Opting Out of Our Degrading Death Penalty

The news in today’s New York Times that Hospira, Inc., the only FDA approved manufacturer of the lethal injection anesthetic sodium thiopental, has decided to stop making that drug has thrown the status of U.S. executions into further disarray.  There has been a shortage of the drug for a year, delaying some executions and prompting states to take unusual and often highly secretive measures to find other suppliers.  Now it is clear that the shortage will be permanent.

It is certainly NOT good news that the production of a drug with positive medical uses has been discontinued, but pharmaceuticals (and, for that matter, human beings) are not created to kill people, so using them for that purpose is bound to cause confusion, both moral and legal. 

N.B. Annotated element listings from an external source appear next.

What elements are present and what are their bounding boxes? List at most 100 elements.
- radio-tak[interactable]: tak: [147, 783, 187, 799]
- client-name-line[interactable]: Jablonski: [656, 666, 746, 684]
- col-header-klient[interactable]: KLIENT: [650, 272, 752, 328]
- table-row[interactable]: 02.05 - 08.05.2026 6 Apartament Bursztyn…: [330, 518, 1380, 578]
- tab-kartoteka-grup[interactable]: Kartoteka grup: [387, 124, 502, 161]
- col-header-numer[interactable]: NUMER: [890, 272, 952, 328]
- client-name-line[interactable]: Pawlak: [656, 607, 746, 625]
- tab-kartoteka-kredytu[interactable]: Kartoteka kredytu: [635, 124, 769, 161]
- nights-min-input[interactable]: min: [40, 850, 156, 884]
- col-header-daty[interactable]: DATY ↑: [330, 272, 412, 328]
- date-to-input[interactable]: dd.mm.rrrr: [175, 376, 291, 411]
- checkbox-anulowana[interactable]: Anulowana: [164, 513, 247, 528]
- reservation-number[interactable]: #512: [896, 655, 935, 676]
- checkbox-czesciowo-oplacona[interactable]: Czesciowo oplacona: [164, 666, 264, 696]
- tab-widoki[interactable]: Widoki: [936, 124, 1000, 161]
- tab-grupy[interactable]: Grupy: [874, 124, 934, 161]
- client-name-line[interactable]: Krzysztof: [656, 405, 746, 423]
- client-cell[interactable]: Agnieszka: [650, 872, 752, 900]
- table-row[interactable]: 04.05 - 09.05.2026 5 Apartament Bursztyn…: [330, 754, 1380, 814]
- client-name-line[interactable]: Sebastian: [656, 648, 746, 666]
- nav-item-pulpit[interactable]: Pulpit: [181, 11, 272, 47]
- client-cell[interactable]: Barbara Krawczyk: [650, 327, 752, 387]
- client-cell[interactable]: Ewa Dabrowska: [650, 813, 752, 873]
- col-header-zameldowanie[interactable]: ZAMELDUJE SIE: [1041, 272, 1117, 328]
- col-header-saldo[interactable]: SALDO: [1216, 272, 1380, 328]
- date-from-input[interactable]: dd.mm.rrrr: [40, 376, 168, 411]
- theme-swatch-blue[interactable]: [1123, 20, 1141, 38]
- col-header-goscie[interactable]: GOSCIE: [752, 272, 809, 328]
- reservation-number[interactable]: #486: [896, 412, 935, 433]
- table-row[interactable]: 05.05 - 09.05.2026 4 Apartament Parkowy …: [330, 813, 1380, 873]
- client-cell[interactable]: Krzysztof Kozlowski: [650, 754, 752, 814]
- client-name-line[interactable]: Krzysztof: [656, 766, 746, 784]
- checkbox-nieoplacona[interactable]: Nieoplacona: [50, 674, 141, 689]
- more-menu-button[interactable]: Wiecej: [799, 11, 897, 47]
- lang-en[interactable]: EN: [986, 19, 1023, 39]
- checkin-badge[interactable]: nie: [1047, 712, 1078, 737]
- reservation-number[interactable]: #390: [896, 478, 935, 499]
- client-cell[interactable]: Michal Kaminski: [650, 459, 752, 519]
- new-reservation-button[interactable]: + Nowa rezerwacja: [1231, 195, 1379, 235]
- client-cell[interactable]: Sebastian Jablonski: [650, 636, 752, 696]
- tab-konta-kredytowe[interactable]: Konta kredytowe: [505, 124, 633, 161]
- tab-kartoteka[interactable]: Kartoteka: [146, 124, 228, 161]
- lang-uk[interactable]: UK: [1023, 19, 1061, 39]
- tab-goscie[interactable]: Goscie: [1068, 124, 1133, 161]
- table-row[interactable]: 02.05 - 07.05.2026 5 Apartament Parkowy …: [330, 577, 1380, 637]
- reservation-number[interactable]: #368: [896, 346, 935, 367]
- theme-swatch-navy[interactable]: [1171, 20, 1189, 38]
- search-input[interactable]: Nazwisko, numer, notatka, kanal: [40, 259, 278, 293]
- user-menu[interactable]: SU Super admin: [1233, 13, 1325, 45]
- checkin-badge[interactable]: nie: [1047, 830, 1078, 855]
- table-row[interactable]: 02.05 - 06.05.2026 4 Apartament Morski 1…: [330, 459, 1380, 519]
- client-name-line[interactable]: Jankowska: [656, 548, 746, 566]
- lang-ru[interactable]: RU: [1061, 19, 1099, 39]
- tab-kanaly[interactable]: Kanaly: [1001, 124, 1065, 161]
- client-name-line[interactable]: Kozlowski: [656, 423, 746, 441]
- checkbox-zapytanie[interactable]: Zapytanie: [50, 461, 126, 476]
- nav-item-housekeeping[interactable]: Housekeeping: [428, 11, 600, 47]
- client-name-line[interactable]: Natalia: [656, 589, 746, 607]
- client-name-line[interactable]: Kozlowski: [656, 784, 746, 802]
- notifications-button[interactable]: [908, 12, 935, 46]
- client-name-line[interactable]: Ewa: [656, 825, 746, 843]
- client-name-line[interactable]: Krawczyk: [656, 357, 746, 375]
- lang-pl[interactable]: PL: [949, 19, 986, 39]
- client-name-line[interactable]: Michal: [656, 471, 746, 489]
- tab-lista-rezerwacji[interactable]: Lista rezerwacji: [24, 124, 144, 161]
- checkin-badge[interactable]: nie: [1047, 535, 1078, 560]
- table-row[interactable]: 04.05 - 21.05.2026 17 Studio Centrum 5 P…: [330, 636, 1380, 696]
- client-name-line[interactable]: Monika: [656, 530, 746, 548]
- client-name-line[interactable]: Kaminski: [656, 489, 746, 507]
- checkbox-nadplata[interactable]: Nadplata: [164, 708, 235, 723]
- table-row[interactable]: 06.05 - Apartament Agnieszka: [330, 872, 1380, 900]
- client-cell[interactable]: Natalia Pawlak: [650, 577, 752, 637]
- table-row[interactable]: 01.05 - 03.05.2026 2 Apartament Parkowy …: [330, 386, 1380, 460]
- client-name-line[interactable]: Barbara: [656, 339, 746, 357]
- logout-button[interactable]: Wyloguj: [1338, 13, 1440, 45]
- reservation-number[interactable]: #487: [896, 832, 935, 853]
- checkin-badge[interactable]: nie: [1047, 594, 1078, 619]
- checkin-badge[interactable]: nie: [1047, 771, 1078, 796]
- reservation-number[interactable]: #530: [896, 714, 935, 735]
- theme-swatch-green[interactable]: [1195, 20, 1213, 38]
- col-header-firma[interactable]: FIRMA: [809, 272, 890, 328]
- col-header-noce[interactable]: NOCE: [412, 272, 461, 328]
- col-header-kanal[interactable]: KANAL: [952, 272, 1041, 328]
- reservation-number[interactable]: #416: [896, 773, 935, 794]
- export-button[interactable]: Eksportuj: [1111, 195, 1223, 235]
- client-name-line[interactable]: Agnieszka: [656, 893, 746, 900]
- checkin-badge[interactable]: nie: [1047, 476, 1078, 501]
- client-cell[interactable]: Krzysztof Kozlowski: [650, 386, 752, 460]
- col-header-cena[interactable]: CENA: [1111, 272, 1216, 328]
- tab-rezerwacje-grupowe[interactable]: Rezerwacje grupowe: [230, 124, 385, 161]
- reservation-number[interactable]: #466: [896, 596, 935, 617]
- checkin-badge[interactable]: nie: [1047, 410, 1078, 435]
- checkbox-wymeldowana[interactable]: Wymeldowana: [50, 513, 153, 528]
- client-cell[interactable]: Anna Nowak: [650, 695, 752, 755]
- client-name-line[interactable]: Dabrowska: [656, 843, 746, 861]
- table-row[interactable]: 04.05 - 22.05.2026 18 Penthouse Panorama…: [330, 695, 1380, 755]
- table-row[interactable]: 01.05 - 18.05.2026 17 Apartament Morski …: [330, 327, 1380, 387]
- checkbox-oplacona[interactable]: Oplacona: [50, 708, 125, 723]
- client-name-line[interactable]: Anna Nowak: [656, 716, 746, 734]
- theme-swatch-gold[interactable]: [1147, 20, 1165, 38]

This ongoing saga, with states scrambling to find drugs for their executions, has only served to illustrate how degrading the whole death penalty enterprise is.  All who participate in it, from the jurors, to the lawyers and judges, to the families of the victims and of the condemned, to the prison guards and wardens, to the medical professionals and drug companies like Hospira, are dragged into a system the sole purpose of which is to kill human beings, a purpose which goes against our most basic principles of human rights and human dignity.

In this case, Hospira has opted out, reiterating in its statement that capital punishment is “a use Hospira has never condoned” for their drug, and lamenting that “our many hospital customers who use the drug for its well-established medical benefits will not be able to obtain the product.”